En cambio, con el avance de las décadas y de dos siglos, no se pudo impedir que surgiera una conciencia de identidad común entre las sociedades latinoamericanas. Sobre esa base se cultivó el ideal de la unión entre pueblos considerados como hermanos. Algunos gobernantes lograron expresarlo. El caudillo liberal ecuatoriano Eloy Alfaro incluso pretendió revivir la Gran Colombia y en 1896 convocó a un Congreso continental (se realizó en México) boicoteado por EE. UU. Ese Congreso aprobó un contundente documento contra la Doctrina Monroe, que debía sujetarse al derecho público americano y, además, abogó por la independencia de Cuba y Puerto Rico.

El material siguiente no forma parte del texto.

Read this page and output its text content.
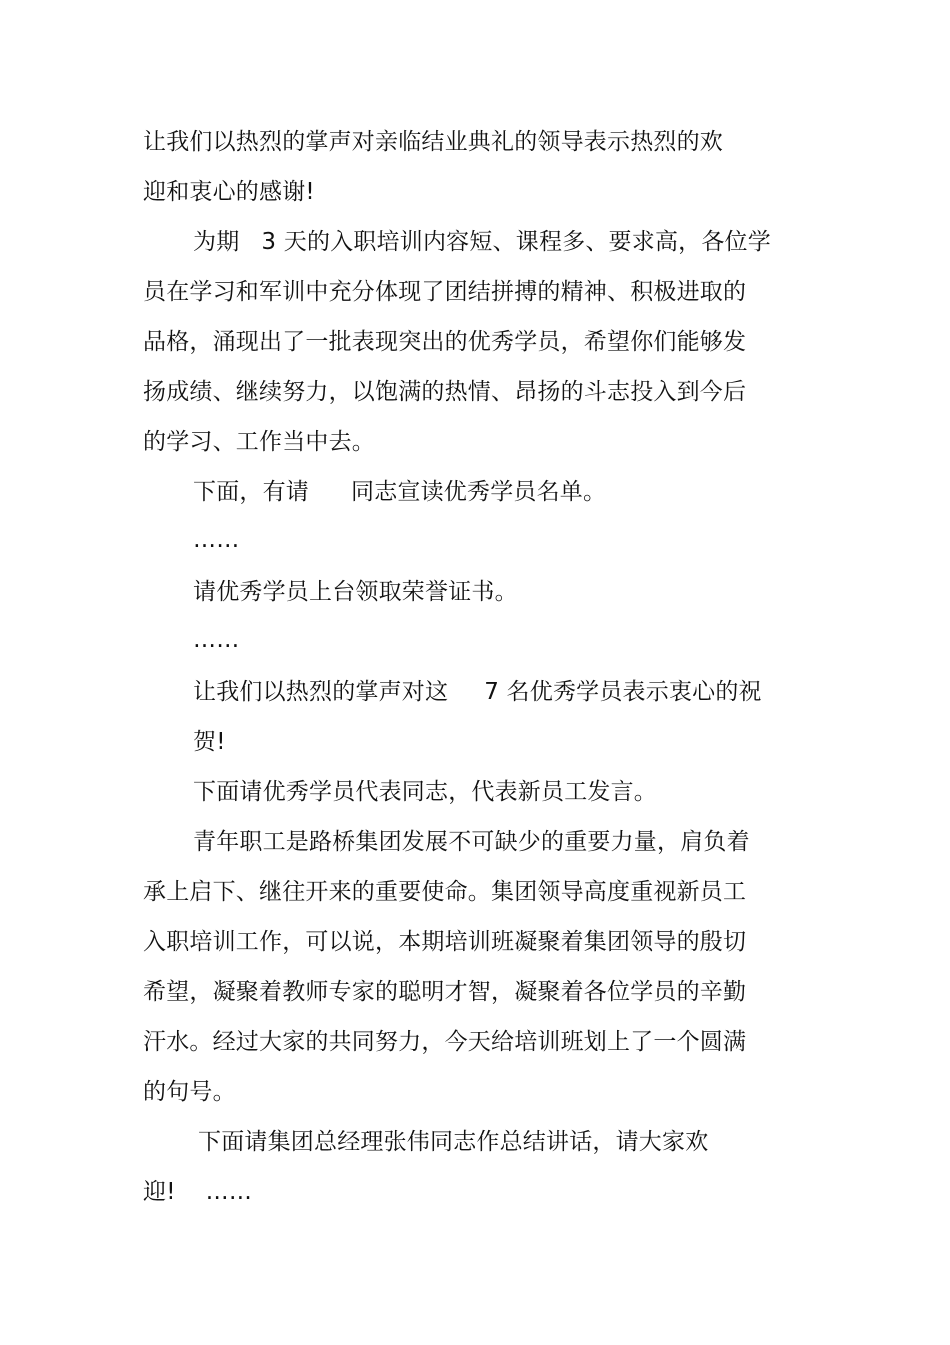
让我们以热烈的掌声对亲临结业典礼的领导表示热烈的欢
迎和衷心的感谢!
为期 3 天的入职培训内容短、课程多、要求高，各位学
员在学习和军训中充分体现了团结拼搏的精神、积极进取的
品格，涌现出了一批表现突出的优秀学员，希望你们能够发
扬成绩、继续努力，以饱满的热情、昂扬的斗志投入到今后
的学习、工作当中去。
下面，有请 同志宣读优秀学员名单。
……
请优秀学员上台领取荣誉证书。
……
让我们以热烈的掌声对这 7 名优秀学员表示衷心的祝
贺!
下面请优秀学员代表同志，代表新员工发言。
青年职工是路桥集团发展不可缺少的重要力量，肩负着
承上启下、继往开来的重要使命。集团领导高度重视新员工
入职培训工作，可以说，本期培训班凝聚着集团领导的殷切
希望，凝聚着教师专家的聪明才智，凝聚着各位学员的辛勤
汗水。经过大家的共同努力，今天给培训班划上了一个圆满
的句号。
下面请集团总经理张伟同志作总结讲话，请大家欢
迎! ……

El latino americanismo social continuó desarrollándose en el siglo XX. Y cada vez más los países y sus historias o coyunturas específicas han pasado a ser conocidas y compartidas, fortaleciendo la hermandad, a pesar de las diferencias y hasta conflictos. Una época de convergencia latinoamericanista inédita se produjo al iniciarse el siglo XXI con los triunfos de gobiernos progresistas que caracterizaron la “marea rosa” de la región. Entonces se articularon políticas y geoestrategias comunes, con cuestionamientos a las “Cumbres de las Américas” promovidas por EE. UU. y la consagración de la CELAC como organismo propio de los países latinoamericanos. El ciclo posterior, en cambio, ha demostrado que los gobiernos empresariales y neoliberales que han ganado terreno en el continente no tienen intención alguna de articular políticas y geoestrategias latinoamericanistas. A todos interesan exclusivamente los buenos negocios, el mercado norteamericano y las relaciones comerciales abiertas con cualquier otro país del mundo, vistas como espacio para la ampliación de las esferas simplemente empresariales. Los resultados sociales de esas políticas son nefastos. Contrastan con ellos los avances de los pocos gobiernos progresistas en la región.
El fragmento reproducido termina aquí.